Também estamos bem na utilização dos psicodélicos, porque no Brasil existe autorização para usar ayahuasca em contexto de ritual, ibogaína, quetamina, já há médicos ministrando essas substâncias a pacientes. Tem gente que viaja dos Estados Unidos para se tratar com ibogaína no Brasil, por exemplo. E aí, falta liberar três psicodélicos que fazem muita falta: o DMT, muito disponível na jurema, uma árvore que está em todo lado no Brasil; o MDMA, que eu acho importantíssimo, apesar de ser uma droga sintética; e a psilocibina, que são os cogumelos mágicos.
Já a maconha, é muito sui generis como ela se desenvolve em cada lugar, por isso não dá para comparar os cenários entre os países. O que acontece na Argentina, na Colômbia, no Canadá, em Israel, na África do Sul são estágios diferentes. O que eu posso dizer é que o uso medicinal da cannabis no Brasil está indo bem. É um dos melhores do mundo em termos de quantidade de opções e empresas. Porque as empresas também são importantes nesse jogo, assim como os ativistas.
Em relação ao uso adulto, é aí que o Brasil patina. E patina feio, porque a gente podia estar ganhando mais em carga tributária, arrecadando impostos, colocando esses impostos a serviço da população, buscando maneiras de reparar os danos que a guerra às drogas causou e segue causando. E o Brasil patina também na proibição do uso industrial do cânhamo, que não faz nenhum sentido. Mas eu confio que esse uso será liberado logo, e aí restará trabalhar pela liberação do uso adulto, dito recreativo.

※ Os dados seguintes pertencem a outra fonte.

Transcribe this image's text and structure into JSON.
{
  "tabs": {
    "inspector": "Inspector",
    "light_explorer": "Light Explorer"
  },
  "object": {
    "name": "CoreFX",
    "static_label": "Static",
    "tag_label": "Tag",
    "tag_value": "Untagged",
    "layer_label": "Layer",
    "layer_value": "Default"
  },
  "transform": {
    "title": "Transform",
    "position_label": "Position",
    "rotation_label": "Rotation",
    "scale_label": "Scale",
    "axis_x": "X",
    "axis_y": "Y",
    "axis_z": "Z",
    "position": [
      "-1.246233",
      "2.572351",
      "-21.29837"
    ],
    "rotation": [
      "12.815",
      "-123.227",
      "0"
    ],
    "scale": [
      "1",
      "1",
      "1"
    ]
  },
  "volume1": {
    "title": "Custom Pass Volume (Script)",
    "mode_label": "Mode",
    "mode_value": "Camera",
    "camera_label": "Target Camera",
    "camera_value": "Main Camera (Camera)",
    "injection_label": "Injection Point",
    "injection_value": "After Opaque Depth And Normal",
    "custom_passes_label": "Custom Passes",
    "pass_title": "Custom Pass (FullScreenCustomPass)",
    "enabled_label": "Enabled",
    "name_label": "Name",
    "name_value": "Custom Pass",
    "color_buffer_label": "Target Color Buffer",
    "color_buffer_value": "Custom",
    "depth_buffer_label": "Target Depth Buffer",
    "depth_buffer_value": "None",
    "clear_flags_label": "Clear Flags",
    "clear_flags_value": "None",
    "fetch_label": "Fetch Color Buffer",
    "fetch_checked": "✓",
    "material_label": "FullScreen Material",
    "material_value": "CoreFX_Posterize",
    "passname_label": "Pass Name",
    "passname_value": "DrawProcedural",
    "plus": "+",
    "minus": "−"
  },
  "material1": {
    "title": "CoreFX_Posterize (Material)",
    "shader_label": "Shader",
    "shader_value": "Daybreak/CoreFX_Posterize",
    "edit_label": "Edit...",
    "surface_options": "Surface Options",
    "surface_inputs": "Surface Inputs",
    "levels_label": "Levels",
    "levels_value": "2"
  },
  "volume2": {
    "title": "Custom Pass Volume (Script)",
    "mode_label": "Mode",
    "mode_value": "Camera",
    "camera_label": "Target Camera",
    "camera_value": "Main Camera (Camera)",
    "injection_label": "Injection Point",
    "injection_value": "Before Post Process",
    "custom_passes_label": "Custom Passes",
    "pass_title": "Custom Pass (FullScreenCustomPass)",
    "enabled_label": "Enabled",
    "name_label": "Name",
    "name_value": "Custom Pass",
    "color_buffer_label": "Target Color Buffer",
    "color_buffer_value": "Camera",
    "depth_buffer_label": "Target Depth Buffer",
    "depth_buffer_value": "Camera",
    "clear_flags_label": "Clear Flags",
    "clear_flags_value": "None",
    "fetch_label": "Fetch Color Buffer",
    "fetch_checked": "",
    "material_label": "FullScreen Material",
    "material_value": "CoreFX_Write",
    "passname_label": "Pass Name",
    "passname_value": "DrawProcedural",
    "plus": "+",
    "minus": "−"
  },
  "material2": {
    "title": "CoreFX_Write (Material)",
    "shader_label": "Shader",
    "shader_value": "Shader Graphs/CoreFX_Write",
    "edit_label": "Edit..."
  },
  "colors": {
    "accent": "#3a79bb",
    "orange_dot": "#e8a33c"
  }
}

Quais são os argumentos mais comuns contrários à legalização da maconha e dos psicodélicos que você costuma ouvir? Você enxerga base neles? Compartilha de alguma dessas preocupações?
Eu gosto de pensar que cada pessoa carrega em si a autorresponsabilidade e o autocuidado para saber o que vai colocar dentro do seu corpo, o que não vai colocar dentro do seu corpo e como vai fazer isso. A gente precisa de educação para chegar nesse momento, e a educação vem com a legalização. Precisa vir com a legalização. Falando de cannabis e psicodélicos, eu não compartilho de nenhuma preocupação, além desse fato da educação, que necessariamente deve acompanhar a legalização.
A partir das suas escolhas de pautas e fontes, infere-se um posicionamento seu sobre o tema. Há algum receio de ser vista mais como ativista do que como jornalista? Há fronteiras entre esses papéis?
Muito interessante essa pergunta. No começo eu tinha essa questão. Tanto que comecei falando de negócios, entrei primeiro [no tema] pelo jornalismo “mais sério”, entre aspas, que é o jornalismo de economia, política, saúde. Mas eu não me vejo como ativista. Aquele ativista clássico que frequenta a Marcha da Maconha desde 2012, essa pessoa eu não sou. Nem sou aquela pessoa que não critica a maconha. Porque a crítica, para mim, está num lugar de evolução da espécie. Se você não se critica, você não evolui. Então, eu não abro mão da crítica.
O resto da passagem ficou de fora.